Poi sono arrivati ​​soldati e agenti della Polizia di Frontiera con un ordine di chiusura di un mese. Hanno arrestato due attivisti americani, che hanno trascorso una settimana in prigione e ora sono stati espulsi, anche se non si sono mai trovati nella zona chiusa. I soldati continuavano a recarsi a casa della famiglia per dare la caccia a chiunque non risiedesse lì, purché non fosse di Havat Shlisha.

13 dicembre. Tre giovani uomini con indosso un’ampia kippah lavorata a maglia e lunghi riccioli laterali hanno circondato Hanan Khimel, al nono mese di gravidanza. Era in auto con i suoi due figli, di 4 e 5 anni. Gli aggressori hanno minacciato i tre, li hanno picchiati e li hanno spruzzati con spray al peperoncino, lanciando loro insulti razzisti.

La polizia, che inizialmente aveva insistito nel definire l’incidente una lite tra automobilisti, ha arrestato e interrogato 17 residenti della città natale di Khimel che avevano protestato contro l’attacco.
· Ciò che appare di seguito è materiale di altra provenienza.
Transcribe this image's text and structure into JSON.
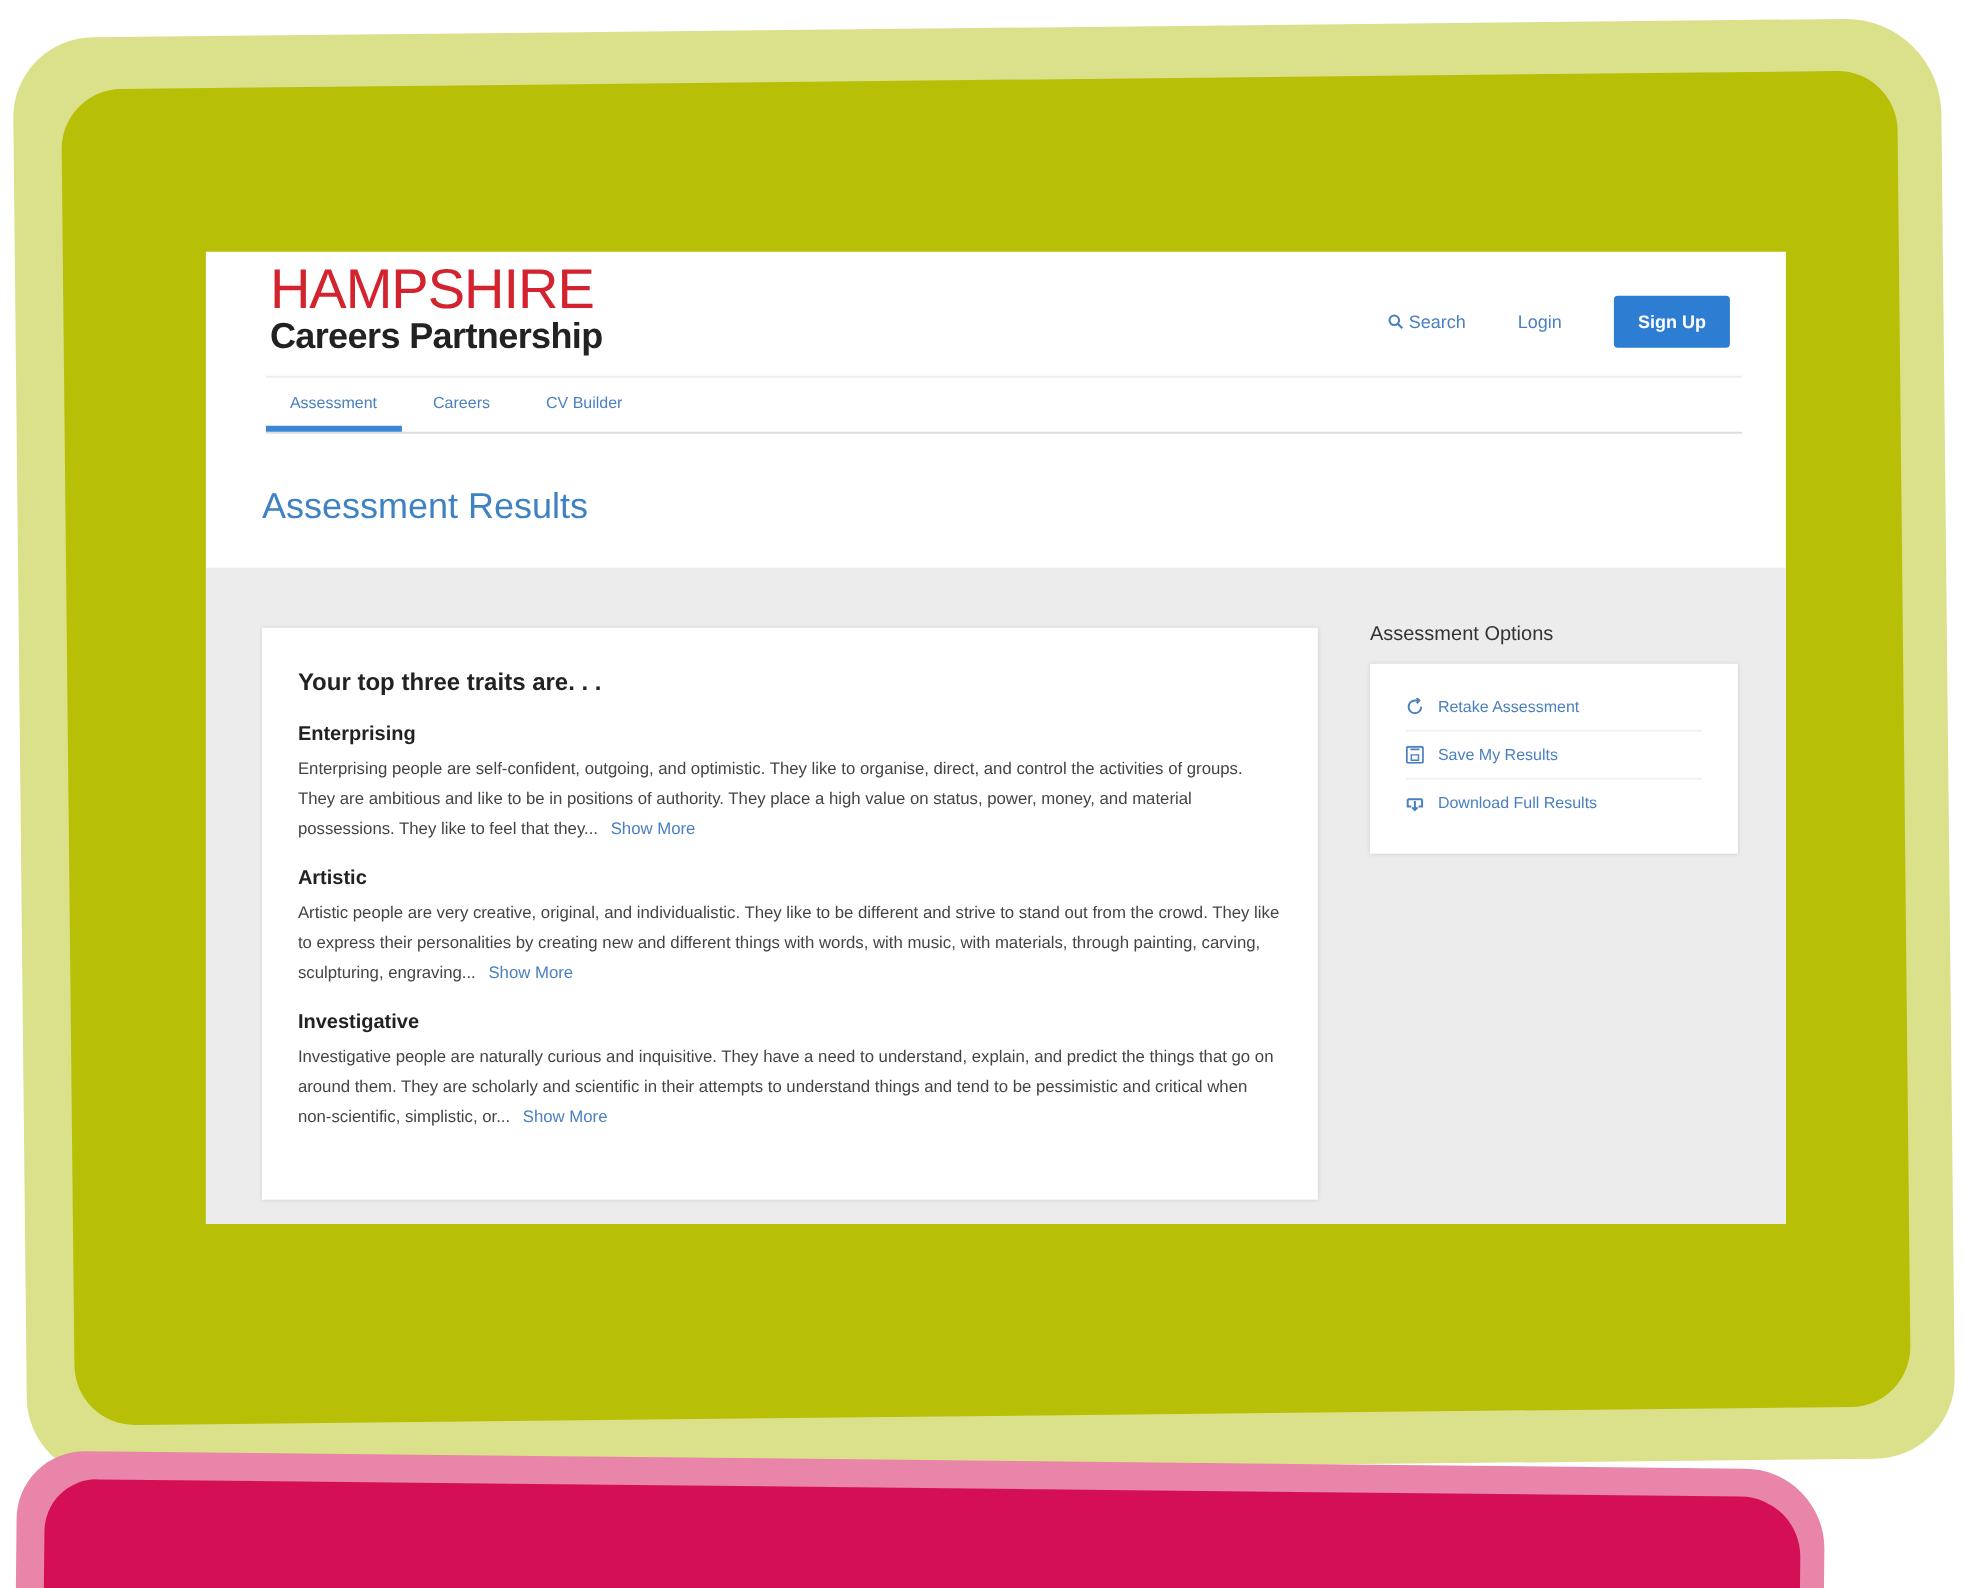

Nessuno di loro è stato sospettato di violenza, ma di aver detto la verità: l’attacco, avvenuto non in Cisgiordania ma a Giaffa, era rivolto all’intera comunità palestinese della città.
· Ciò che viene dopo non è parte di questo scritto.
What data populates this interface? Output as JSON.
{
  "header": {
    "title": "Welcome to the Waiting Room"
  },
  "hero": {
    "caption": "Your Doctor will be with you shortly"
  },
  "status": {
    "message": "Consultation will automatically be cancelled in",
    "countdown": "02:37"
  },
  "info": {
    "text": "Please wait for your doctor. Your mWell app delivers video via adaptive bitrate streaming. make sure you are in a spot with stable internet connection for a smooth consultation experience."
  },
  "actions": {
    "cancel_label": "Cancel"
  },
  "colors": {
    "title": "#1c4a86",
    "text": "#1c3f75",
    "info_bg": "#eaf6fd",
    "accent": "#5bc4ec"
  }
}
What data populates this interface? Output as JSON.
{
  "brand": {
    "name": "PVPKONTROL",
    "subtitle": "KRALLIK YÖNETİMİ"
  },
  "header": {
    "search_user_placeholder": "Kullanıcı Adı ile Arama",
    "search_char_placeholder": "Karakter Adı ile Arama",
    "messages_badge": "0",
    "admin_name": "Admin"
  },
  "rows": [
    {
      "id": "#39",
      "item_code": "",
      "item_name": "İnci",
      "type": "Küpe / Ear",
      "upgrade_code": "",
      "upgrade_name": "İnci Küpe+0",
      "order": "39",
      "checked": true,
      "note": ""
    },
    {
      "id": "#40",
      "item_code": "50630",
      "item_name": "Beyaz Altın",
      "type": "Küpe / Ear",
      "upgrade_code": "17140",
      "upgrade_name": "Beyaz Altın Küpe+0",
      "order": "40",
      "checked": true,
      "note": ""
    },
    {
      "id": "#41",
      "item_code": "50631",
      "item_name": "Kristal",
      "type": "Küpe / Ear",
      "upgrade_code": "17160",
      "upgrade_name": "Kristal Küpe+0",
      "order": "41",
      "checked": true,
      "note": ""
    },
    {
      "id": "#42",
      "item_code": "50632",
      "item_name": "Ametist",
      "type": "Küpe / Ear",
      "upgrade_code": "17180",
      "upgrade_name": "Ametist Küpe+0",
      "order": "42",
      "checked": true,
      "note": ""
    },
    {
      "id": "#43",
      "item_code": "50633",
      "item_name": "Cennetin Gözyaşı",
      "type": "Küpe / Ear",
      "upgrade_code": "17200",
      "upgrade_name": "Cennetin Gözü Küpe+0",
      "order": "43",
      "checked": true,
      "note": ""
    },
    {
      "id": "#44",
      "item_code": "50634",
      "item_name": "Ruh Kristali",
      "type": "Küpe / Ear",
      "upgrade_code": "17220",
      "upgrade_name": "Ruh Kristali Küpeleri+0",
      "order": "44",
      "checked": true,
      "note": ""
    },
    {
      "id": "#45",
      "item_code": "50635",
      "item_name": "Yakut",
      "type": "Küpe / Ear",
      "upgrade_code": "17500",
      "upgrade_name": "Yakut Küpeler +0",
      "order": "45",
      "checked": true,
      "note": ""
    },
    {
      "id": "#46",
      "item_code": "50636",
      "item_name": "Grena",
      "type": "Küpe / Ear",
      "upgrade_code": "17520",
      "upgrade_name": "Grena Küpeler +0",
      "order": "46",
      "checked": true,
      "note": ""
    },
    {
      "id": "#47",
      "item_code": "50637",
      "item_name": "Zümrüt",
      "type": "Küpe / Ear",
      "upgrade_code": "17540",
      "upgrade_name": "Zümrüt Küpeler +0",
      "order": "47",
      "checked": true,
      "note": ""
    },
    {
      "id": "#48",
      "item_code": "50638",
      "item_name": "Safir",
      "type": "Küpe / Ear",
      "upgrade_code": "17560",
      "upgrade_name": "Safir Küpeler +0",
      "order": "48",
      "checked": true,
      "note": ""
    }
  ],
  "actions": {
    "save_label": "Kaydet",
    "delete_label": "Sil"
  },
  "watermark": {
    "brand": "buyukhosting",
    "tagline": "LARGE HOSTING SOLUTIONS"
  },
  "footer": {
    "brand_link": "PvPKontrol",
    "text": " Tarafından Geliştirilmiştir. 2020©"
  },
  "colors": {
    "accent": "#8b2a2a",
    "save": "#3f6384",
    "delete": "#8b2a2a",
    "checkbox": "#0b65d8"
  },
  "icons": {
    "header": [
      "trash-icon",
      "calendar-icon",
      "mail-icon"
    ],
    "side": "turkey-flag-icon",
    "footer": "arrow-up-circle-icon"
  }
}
Niente di tutto questo è accaduto nel vuoto, ma in un clima creato da un gruppo di ebrei religiosi che si sono stabiliti a Giaffa e sono finanziati dal comune di Tel Aviv.Questo gruppo terrorizza i residenti palestinesi di Giaffa da anni ed è fonte di tensione e instabilità in città.

Il gruppo è guidato dal rabbino Eliyahu Mali, che il pubblico ministero ha deciso di non incriminare per sospetto di istigazione dopo che costui aveva affermato che “i terroristi di oggi sono i figli della precedente operazione [militare] che li ha lasciati in vita. Sono in realtà le donne a produrre i terroristi”.
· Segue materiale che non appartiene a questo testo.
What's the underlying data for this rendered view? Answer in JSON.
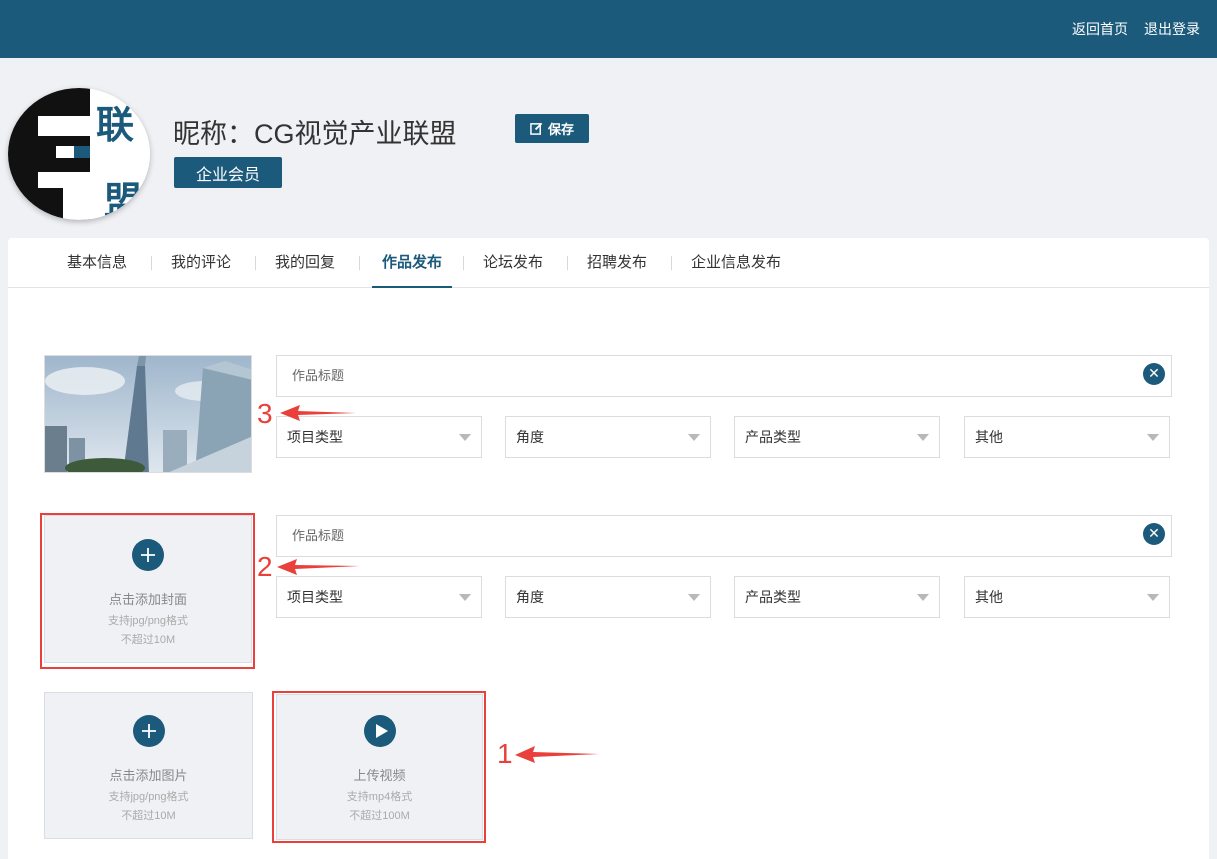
{
  "header": {
    "home_link": "返回首页",
    "logout_link": "退出登录"
  },
  "profile": {
    "avatar_text_top": "联",
    "avatar_text_bottom": "盟",
    "nickname": "昵称：CG视觉产业联盟",
    "save_label": "保存",
    "member_badge": "企业会员"
  },
  "tabs": [
    {
      "label": "基本信息"
    },
    {
      "label": "我的评论"
    },
    {
      "label": "我的回复"
    },
    {
      "label": "作品发布",
      "active": true
    },
    {
      "label": "论坛发布"
    },
    {
      "label": "招聘发布"
    },
    {
      "label": "企业信息发布"
    }
  ],
  "works": [
    {
      "title_placeholder": "作品标题",
      "selects": [
        "项目类型",
        "角度",
        "产品类型",
        "其他"
      ]
    },
    {
      "title_placeholder": "作品标题",
      "selects": [
        "项目类型",
        "角度",
        "产品类型",
        "其他"
      ]
    }
  ],
  "uploads": {
    "cover": {
      "title": "点击添加封面",
      "format": "支持jpg/png格式",
      "limit": "不超过10M"
    },
    "image": {
      "title": "点击添加图片",
      "format": "支持jpg/png格式",
      "limit": "不超过10M"
    },
    "video": {
      "title": "上传视频",
      "format": "支持mp4格式",
      "limit": "不超过100M"
    }
  },
  "annotations": {
    "label_1": "1",
    "label_2": "2",
    "label_3": "3"
  },
  "colors": {
    "brand": "#1c5a7c",
    "annotation": "#e9403b",
    "page_bg": "#f0f1f5"
  }
}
La violenza dei coloni non esiste. La violenza contro i palestinesi in tutte le sue forme – quella perpetrata dalle forze armate e dai burocrati israeliani e quella che i progressisti amano immaginare come avvenuta al di fuori della legge – non è un fenomeno irregolare, ma l’essenza dell’israelianità. Come in Cisgiordania, così a Gaza, a Giaffa, in Galilea e ovunque altrove.

La Cisgiordania non è terra di coloni e gli aggressori non sono un pugno di estremisti. Gli attacchi sono l’attuazione di una politica di pulizia etnica consolidata che non inizia e non finisce con i “coloni estremisti” o con il “governo di estrema destra”. La Cisgiordania non è extraterritoriale. L’intera terra, dal mare al fiume, è la terra di un’unica legge. Questo è ciò che Israele è.